Didn’t you hear? There’s a glorious future on the horizon, if only we allow the CEOs of major tech and AI companies to do whatever they want with us and our world.
There’s a lot they want us to sacrifice in the pursuit of that goal: our information environment, human creativity, the quality of our communities, the health of our pocketbooks, and maybe even truth itself. But they’re not stopping there. The glorious AI future must be realized “even if there is temporary job displacement to deal with,” says Perplexity CEO Aravind Srinivas.
Worried about losing your job? Srinivas wants you to see it as an opportunity. “People don't enjoy their jobs” anyway, he assured the All-In Podcast last month. Not to mention everyone being thrown into unemployment can just start their “own mini-business” with the help of the very tools making them redundant.
We could respond to this latest threat of mass job destruction by worrying about what society looks like with so many people out of work while criticizing the CEOs for being so out of touch. I’d say we do the latter either way, but there’s reason to take a pause on the response to claims of widespread unemployment.
Do we really believe the AI future these executives are trying to sell us is going to be realized? Do we really believe their technology is as powerful and transformative as they’re trying to convince us it is? I certainly don’t, and that means it’s unlikely to have the effect on work they want us to be focused on.
There’s historical precedent not to take them at their word, and to believe their grand statements are designed to distract us from what generative AI is being used for in the here and now.
The last AI job hysteria
A little over a decade ago, headlines declared that AI and robotics were poised to wipe out close to half of all jobs. In that moment, the threat wasn’t generative AI. Instead, self-driving cars were supposed to eliminate millions of driving professions in a matter of years and AI was to enable a massive wave of automation that would move beyond the factory and into retail stores and restaurants. Robots were even going to find their way into old-age homes and other short-staffed care sectors.
The response was largely not to ask whether these narratives were realistic or whether the companies were giving us an accurate reflection of what their technologies could do. The concern was how societies were going to deal with such a vast number of people losing their incomes overnight. It was part of the reason the concept of a basic income experienced a resurgence: if so many people would be without an income, the government would have to provide it.

But mass job destruction was not what was actually happening. Self-driving cars did not wipe out millions of taxi and trucking jobs, burger-flipping robots remain a novelty, and as North America and Europe were dreaming of the future of robot senior care, Japan was already pulling back from those very technologies.
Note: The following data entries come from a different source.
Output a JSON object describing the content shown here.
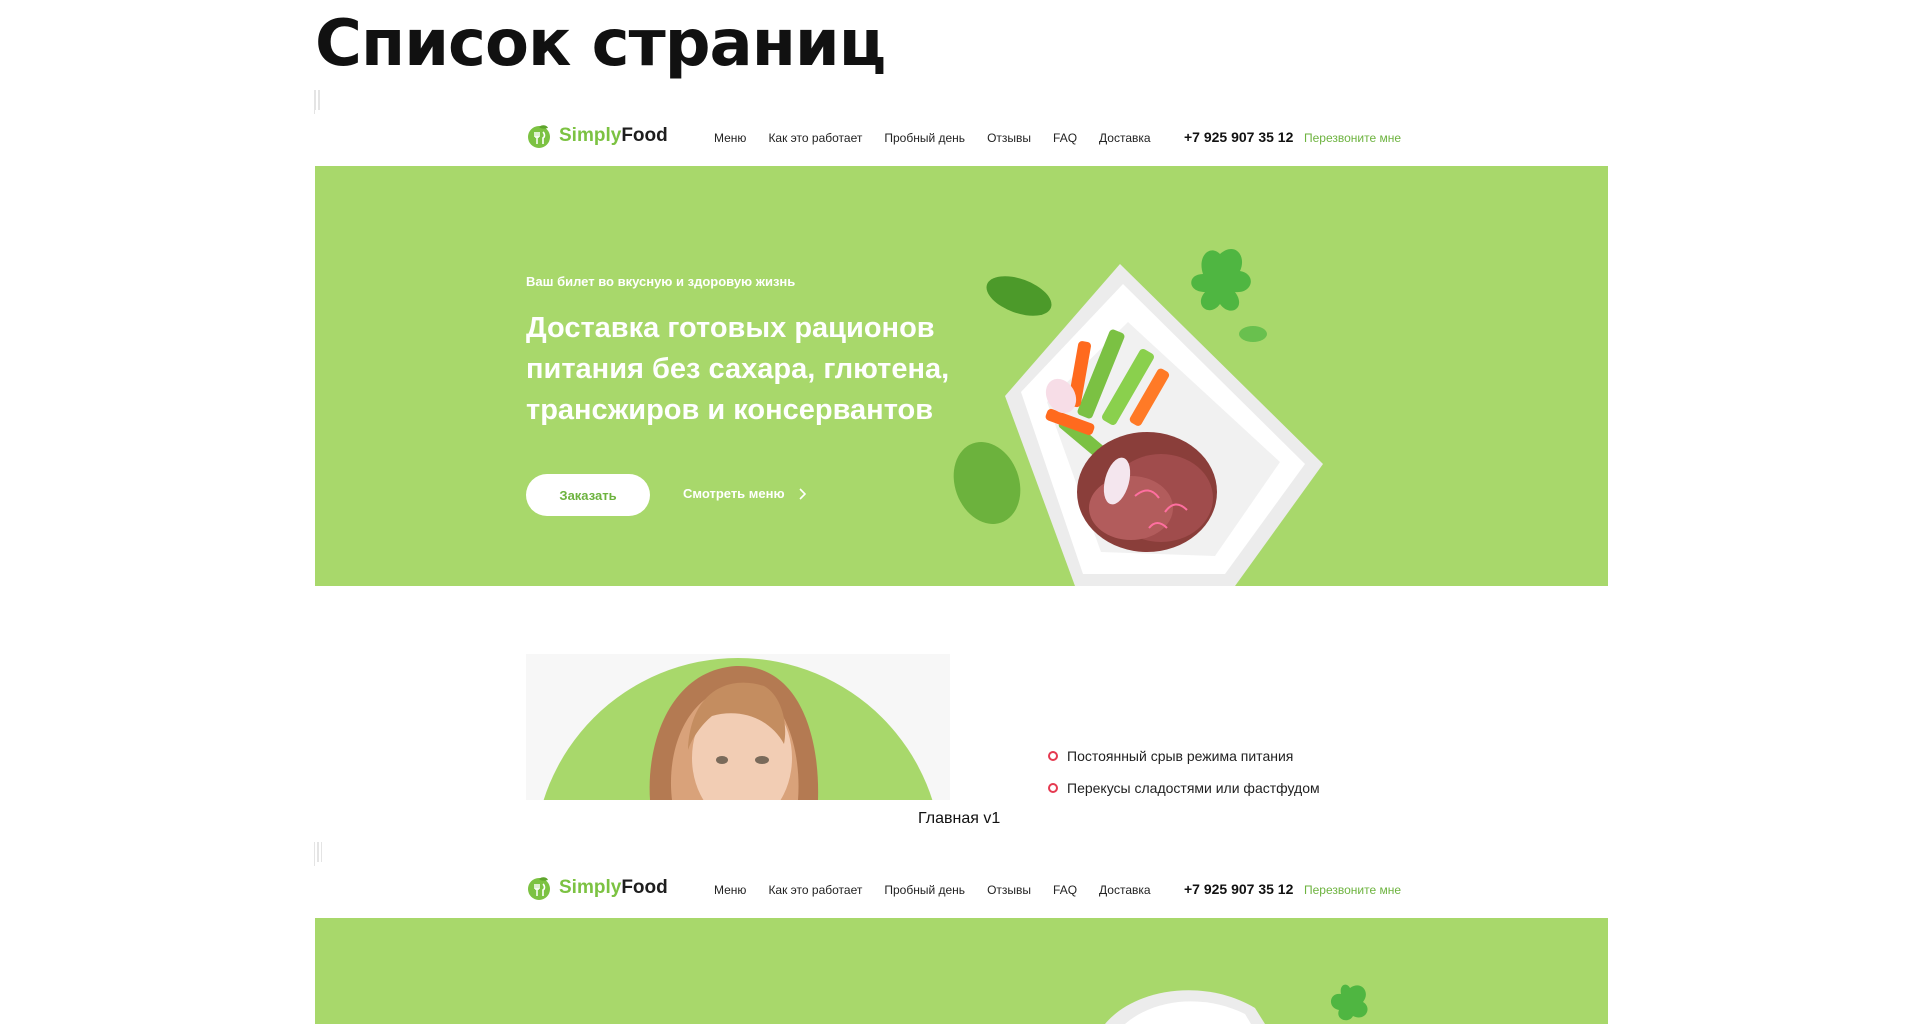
{
  "page": {
    "title": "Список страниц"
  },
  "site": {
    "logo": {
      "part1": "Simply",
      "part2": "Food"
    },
    "nav": [
      "Меню",
      "Как это работает",
      "Пробный день",
      "Отзывы",
      "FAQ",
      "Доставка"
    ],
    "phone": "+7 925 907 35 12",
    "callback": "Перезвоните мне"
  },
  "hero": {
    "tagline": "Ваш билет во вкусную и здоровую жизнь",
    "title": "Доставка готовых рационов питания без сахара, глютена, трансжиров и консервантов",
    "order_button": "Заказать",
    "menu_link": "Смотреть меню"
  },
  "problems": {
    "items": [
      "Постоянный срыв режима питания",
      "Перекусы сладостями или фастфудом"
    ]
  },
  "previews": [
    {
      "caption": "Главная v1"
    }
  ],
  "colors": {
    "accent": "#a8d86b",
    "brand": "#7cc242",
    "bullet": "#e53950"
  }
}
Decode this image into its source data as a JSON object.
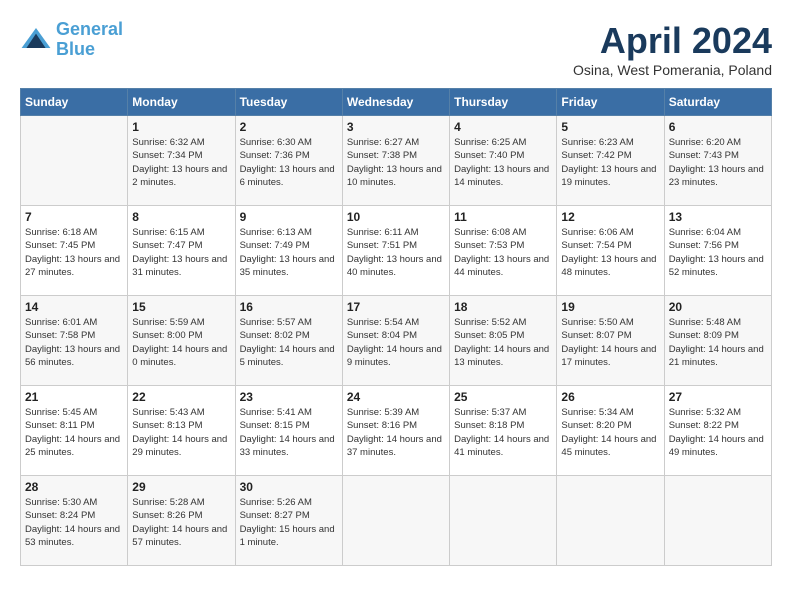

AI and robotics may have taken steps forward, but they were not nearly as powerful as executives wanted the public to believe and news organizations shamefully parroted with little journalistic investigation.
The real effect was not the eradication of millions of jobs, but a more subtle and pernicious transformation of work and workplaces to reduce the leverage of workers and shift that power even further to their bosses. Tech companies took advantage of the desperation in the post-financial crisis labor market to get workers to accept lower pay and fewer rights in exchange for an income, no matter how paltry. Uber and Amazon are emblems of this effort.
Uber pioneered the gig economy, made up of contract workers whose rides, deliveries, or tasks were at the whim of an algorithmically mediated platform. They were not considered employees, did not have easy access to manager, and had little to no control over their pay or their work. The company told them it was liberating them from the oppression of employment to make them their own bosses, while actually trapping them in a more precarious existence. It brings to mind the language used by Srinivas on All-In.

As Uber’s model was adopted by a growing number of companies, Amazon pursued another strategy. Logistics was central to its business, but it didn’t want to have to deal with the unions that are usually present the sector. It ensured its warehouses were non-union and paid far less than other parts of the industry, then implemented a form of algorithmic management to intensely surveil and control its workers. They may have had employment status, but they were pushed to meet incredibly aggressive targets that resulted in a much higher injury rate than the industry average, frequent turnover, and even penalized them for bathroom breaks.
All this new tech didn’t so much push people out of work. It was used to deskill their professions, push down their pay, and make sure they had far less power when dealing with management. While people talked about basic income, what was really necessary was stronger rights for workers, legislation that stopped what the companies were doing, and a resurgence of union power to push back on how employers were transforming work. The distraction ensured companies could upend labor rights, then leave lawmakers and workers struggling to respond.
Why to be wary of AI job loss
Does that mean no jobs are being lost as new AI tools roll out in workplaces around the world? Not at all. In some professions, it will be a concern. But there’s often a lot more nuance than the usual narratives about AI and job loss suggest. In many cases, workers aren’t so much losing their jobs because the AI has become so powerful, but rather because employers use AI as an excuse to get rid of workers they wanted to fire anyway.
Even then, in many creative fields, where people are losing their jobs, it’s often not the case that the work is being fully handed over to generative AI. Instead, writers and artists are laid off or denied contracts in favor of a process where text or visuals are generated, then a professional is brought in to edit or touch up the work at a lower rate. Once again, it’s not always the eradication of work, but the transformation of how work is done to cut pay and reduce workers’ leverage.

Watching what happened in the mid-2010s helped to shape how I see the tech industry and the narratives it spreads. Tech executives are experts at exaggeration and deception, and all too often their lies shape the public conversation to the companies’ benefit, leaving us ill-prepared to address the real impacts of their business models. A decade ago, I fell for the narratives, but once I saw how work was transformed instead of being destroyed, I never so easily fell for their skillful marketing campaigns again.
Today, as AI CEOs talk about the sacrifices that must be made for a “glorious future,” we should be similarly wary of what effects their products are really having in the world. There’s no question there is a disruption in progress and that generative AI is implicated in it, but the desire of corporate executives to deskill and disempower workers is a far more consequential driver than any new technology.
Humans are not being eliminated from much of this work; their roles are simply being transformed, hidden, and devalued — in the same way capitalists have been doing for hundreds of years. When tech billionaires make bold claims that make their technology is inevitable and revolutionary, we should all take a pause and think about the real intentions behind the exaggeration.